I don’t want to be mean here. The Bucket List deals with two terminally ill men who set out to accomplish the items on their “things to do before dying” list. The movie will certainly give comfort to a lot of people and I’m all for that. My concern is that some of those folks may take my criticism of the film as criticism of them, which couldn’t be further from the truth. Just because you like a movie that I believe to be emotionally manipulative drivel doesn’t mean I think you’re a chump. Hell, I had a great time watching The Water Horse: Legend of the Deep, which some critics dismissed as formulaic and unconvincing. Each to his own.
All right. Enough with the disclaimer, on with the review. The Bucket List is formulaic, unconvincing, emotionally manipulative drivel. Yes, there are satisfying moments scattered about, but most of the movie is shockingly lame, especially given the talents involved.
The film is directed by Rob Reiner, who brought us This is Spinal Tap, Stand by Me, The Princess Bride and Misery. Of course, he also was the man behind North and The Story of Us. The Bucket List stars Jack Nicholson and Morgan Freeman, two of my favorite actors. Alas, magic doesn’t happen. Freeman is erudite and noble, as usual, but this is a role he could do in his sleep. Nicholson plays his character big and sloppy, sputtering and wheezing and working those eyebrows like crazy. That may be appropriate to the part, but it comes off as lazy and indulgent.

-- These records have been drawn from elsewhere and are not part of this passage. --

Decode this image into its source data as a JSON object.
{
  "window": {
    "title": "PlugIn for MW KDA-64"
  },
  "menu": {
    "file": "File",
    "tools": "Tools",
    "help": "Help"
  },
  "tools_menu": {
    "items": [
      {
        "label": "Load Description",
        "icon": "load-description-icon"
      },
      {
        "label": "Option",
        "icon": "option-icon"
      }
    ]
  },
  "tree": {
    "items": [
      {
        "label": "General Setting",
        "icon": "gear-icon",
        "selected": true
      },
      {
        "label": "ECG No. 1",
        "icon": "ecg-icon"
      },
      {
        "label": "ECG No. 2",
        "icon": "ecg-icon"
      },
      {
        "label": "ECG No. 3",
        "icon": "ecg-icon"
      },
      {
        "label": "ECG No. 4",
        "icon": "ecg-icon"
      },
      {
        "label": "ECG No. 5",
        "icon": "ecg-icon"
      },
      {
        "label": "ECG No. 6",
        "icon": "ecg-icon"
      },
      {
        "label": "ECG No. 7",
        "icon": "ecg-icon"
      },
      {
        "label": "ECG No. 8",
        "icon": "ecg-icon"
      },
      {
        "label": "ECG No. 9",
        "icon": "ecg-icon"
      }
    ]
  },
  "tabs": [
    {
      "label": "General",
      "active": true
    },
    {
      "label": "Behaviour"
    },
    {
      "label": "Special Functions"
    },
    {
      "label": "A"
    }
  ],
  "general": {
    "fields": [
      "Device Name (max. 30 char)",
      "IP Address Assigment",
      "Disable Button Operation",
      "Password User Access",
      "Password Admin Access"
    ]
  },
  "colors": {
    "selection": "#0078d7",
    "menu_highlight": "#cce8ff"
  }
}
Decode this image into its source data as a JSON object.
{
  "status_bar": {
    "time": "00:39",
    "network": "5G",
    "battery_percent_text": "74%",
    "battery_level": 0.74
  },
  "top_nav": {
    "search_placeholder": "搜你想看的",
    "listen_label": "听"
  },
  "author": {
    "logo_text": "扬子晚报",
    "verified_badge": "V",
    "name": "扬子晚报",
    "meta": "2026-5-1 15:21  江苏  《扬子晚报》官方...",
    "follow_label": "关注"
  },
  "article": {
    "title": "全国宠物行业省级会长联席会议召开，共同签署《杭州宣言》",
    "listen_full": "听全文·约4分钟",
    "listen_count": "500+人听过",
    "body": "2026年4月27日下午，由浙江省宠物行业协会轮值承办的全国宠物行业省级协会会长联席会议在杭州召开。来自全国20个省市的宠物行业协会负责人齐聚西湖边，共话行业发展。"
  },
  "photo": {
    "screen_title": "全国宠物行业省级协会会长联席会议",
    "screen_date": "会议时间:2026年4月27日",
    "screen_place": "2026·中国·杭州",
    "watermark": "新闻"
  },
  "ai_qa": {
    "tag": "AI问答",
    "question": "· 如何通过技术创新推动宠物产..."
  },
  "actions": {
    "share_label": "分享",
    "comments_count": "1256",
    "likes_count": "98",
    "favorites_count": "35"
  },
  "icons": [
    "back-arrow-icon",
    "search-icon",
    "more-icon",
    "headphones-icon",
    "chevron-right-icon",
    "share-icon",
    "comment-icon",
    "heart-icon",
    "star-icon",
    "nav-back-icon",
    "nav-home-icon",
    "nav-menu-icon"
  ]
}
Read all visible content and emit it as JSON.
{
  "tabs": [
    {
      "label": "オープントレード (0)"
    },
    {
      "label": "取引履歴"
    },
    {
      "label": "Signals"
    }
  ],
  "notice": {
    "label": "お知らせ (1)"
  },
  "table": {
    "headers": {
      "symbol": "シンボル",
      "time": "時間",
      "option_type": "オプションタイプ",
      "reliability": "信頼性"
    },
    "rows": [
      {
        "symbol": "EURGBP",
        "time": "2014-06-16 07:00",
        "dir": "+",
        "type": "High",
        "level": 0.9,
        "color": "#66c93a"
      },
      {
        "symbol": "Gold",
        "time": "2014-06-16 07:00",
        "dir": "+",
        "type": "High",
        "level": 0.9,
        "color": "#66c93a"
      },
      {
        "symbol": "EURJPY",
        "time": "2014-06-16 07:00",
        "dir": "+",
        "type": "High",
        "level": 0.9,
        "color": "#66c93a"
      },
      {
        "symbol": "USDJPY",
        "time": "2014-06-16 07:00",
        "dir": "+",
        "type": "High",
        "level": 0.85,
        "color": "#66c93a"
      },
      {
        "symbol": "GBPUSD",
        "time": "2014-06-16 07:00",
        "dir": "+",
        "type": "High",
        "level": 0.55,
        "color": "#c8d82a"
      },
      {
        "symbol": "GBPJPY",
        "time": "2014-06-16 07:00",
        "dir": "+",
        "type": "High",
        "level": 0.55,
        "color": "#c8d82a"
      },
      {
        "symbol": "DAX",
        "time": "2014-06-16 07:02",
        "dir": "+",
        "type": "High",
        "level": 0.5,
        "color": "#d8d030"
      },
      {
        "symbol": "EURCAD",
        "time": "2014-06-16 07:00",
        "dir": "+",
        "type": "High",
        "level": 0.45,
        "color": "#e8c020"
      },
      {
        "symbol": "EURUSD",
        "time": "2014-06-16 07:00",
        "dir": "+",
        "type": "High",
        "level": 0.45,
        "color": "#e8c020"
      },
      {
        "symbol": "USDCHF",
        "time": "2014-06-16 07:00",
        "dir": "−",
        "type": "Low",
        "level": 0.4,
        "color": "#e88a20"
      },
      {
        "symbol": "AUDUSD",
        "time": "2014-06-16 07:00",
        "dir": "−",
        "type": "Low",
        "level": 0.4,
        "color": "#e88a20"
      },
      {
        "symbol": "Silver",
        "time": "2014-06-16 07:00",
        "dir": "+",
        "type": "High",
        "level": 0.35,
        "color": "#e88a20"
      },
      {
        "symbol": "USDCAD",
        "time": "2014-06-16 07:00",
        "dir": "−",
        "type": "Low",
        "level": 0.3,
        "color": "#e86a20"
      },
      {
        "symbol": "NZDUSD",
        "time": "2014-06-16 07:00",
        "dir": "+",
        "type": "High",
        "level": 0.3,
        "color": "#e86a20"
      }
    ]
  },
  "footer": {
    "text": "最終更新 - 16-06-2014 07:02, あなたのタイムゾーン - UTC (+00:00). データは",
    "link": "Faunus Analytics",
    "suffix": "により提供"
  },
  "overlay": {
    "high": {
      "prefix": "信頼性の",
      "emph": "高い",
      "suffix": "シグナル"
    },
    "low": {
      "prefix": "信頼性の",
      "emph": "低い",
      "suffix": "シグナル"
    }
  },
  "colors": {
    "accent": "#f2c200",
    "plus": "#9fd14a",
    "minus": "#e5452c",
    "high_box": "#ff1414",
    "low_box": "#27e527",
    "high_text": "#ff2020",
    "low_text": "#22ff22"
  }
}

The setup: Mega-rich Edward Cole (Nicholson) convinces auto mechanic Carter Chambers (Freeman) to take off on a no-holds-barred trip all over the planet to take care of their respective bucket lists. Will and Grace veteran Sean Hayes plays Cole’s long-suffering assistant. I think Hayes is shooting for the kind of supportive disdain John Gielgud exhibited in Arthur, but he simply comes off as constipated. Beverly Todd appears as Chambers’ wife, who objects to the trip because she just doesn’t understand. Silly wife.
So the boys take off on Cole’s super-plane for high adventure all around the world. They go to the Taj Mahal, the Great Wall of China, the Himalayas, the ... well, actually they go in front of a green screen so that the various landmarks and exotic locales can appear behind them. The special effects are not the least bit special — I haven’t seen pasted-in backdrops look so phony since Bob Hope and Bing Crosby did the last of their road comedies. And while I’m bitching, I’d like to note that the noise level of the wind prevents skydivers from having conversations while in freefall. Geez.
The crappy special effects would be easy to dismiss if the movie was compelling, but Justin Zackham’s script is just a blend of sitcom gags and mawkish exchanges. Nicholson and Freeman make some of the material work, but between the weak screenplay and the lead actors playing overly familiar characters, The Bucket List keeps collapsing on itself. More depressing than the subject matter is watching such talented people trying to sell hooey like this.